Upregulation of mammary gland OCTNs maintains carnitine homeostasis in suckling infants

► l-Carnitine transport from maternal stores into breast milk is critical for fatty acid oxidation and ketogenesis for newborn cerebral metabolism. ► No studies have shown dynamic regulation of carnitine/organic cation transporters Octn1, -2 and -3 at different mammary gland developmental stages. ► We show unique expression patterns of Octn1, -2 and -3 in murine mammary gland in virginal, gestational, post-partum and post-lactating stages. ► We demonstrate dynamic upregulation of all three Octns in gestational and lactating mammary gland and downregulation post-lactation. ► Octn3 was primarily localized to myoepithelial cells suggesting a role in milk let down. Background: Transport of l-carnitine, essential cofactor of fatty acid metabolism, into breast milk is critical for the normal growth and development of the suckling infant. Objective: To increase understanding of developmental expression of carnitine/organic cation (Octn) transporter family at different stages of murine breast development for carnitine delivery. Methods: We applied our transporter-specific antibodies to mOctn1, mOctn2 and mOctn3 to sections of mammary glands of virginal non-lactating, pregnant, late lactating and post-lactating C3H females. Results: We demonstrated differential expression of mOctn1, -2 and -3 in epithelial ducts, specialized myoepithelial cells and fatty stroma.
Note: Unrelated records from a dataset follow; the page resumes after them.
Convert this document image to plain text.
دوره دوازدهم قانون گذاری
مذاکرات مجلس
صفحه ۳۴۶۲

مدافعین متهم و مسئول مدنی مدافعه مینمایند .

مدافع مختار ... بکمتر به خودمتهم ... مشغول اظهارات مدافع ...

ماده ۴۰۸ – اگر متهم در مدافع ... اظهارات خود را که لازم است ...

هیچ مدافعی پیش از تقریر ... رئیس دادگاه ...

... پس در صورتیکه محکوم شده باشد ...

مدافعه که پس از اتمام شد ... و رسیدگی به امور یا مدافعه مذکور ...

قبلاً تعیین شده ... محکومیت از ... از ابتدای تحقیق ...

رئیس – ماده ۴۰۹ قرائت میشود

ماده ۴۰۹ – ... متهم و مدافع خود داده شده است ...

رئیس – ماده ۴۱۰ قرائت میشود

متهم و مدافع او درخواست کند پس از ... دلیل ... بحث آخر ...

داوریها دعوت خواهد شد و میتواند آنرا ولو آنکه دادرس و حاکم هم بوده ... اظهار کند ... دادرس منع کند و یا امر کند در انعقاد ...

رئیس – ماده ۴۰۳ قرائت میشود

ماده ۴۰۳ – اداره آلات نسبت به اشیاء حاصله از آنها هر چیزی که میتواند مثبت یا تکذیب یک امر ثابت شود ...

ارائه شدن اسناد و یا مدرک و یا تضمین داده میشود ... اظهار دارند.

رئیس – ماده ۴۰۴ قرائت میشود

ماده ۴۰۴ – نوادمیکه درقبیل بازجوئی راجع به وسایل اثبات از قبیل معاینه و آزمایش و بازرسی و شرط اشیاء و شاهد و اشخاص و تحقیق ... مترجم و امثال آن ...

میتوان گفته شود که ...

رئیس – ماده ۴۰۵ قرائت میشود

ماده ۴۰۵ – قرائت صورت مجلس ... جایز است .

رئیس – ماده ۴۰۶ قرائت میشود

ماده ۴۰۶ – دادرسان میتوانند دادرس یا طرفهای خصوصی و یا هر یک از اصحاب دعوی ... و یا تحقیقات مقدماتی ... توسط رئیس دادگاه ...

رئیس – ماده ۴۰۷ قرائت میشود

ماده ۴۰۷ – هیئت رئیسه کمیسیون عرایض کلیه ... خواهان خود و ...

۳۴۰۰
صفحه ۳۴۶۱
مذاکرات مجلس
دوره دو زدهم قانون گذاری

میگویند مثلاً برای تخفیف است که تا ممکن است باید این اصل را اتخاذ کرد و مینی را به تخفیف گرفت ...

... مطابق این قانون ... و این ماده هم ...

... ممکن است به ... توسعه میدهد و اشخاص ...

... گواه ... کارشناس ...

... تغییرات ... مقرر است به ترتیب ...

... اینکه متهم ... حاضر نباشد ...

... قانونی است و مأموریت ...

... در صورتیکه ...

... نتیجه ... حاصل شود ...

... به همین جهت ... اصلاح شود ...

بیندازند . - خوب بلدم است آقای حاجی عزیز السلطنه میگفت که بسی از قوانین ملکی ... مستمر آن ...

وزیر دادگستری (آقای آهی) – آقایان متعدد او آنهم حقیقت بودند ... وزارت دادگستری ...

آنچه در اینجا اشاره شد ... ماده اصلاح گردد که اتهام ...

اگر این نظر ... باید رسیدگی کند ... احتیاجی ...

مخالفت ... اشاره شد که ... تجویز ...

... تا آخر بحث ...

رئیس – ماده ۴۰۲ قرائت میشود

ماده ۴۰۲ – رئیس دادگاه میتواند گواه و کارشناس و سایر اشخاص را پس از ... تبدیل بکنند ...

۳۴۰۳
There was notable upregulation of all three Octns and mRNA by RT-PCR concurrent with an increase in epithelial ducts in breasts of pregnant (15 days gestation) and lactating mice (15-days post-partum) compared to virginal 6 week old females, and notable downregulation in expression of Octns 15 days after cessation of lactation. In lactating murine mammary gland at 15 days post-partum, there was a marked increase of fat globules in epithelial ducts. Octn1 and Octn2 had similar expression patterns in lactating gland cells which formed fat globules that were exocytosed into the lumen of alveoli along with transporters Octn1 and Octn2. Octn3 was primarily localized to myoepithelial cells surrounding the ducts at all stages of breast development. Conclusions: There is a dynamic upregulation of the Octn family in pregnant and lactating breasts which likely provides the suckling infant with adequate carnitine for the rapid postnatal upregulation of fatty acid oxidation and ketogenesis critical for cerebral energy metabolism during fasting hypoglycemia.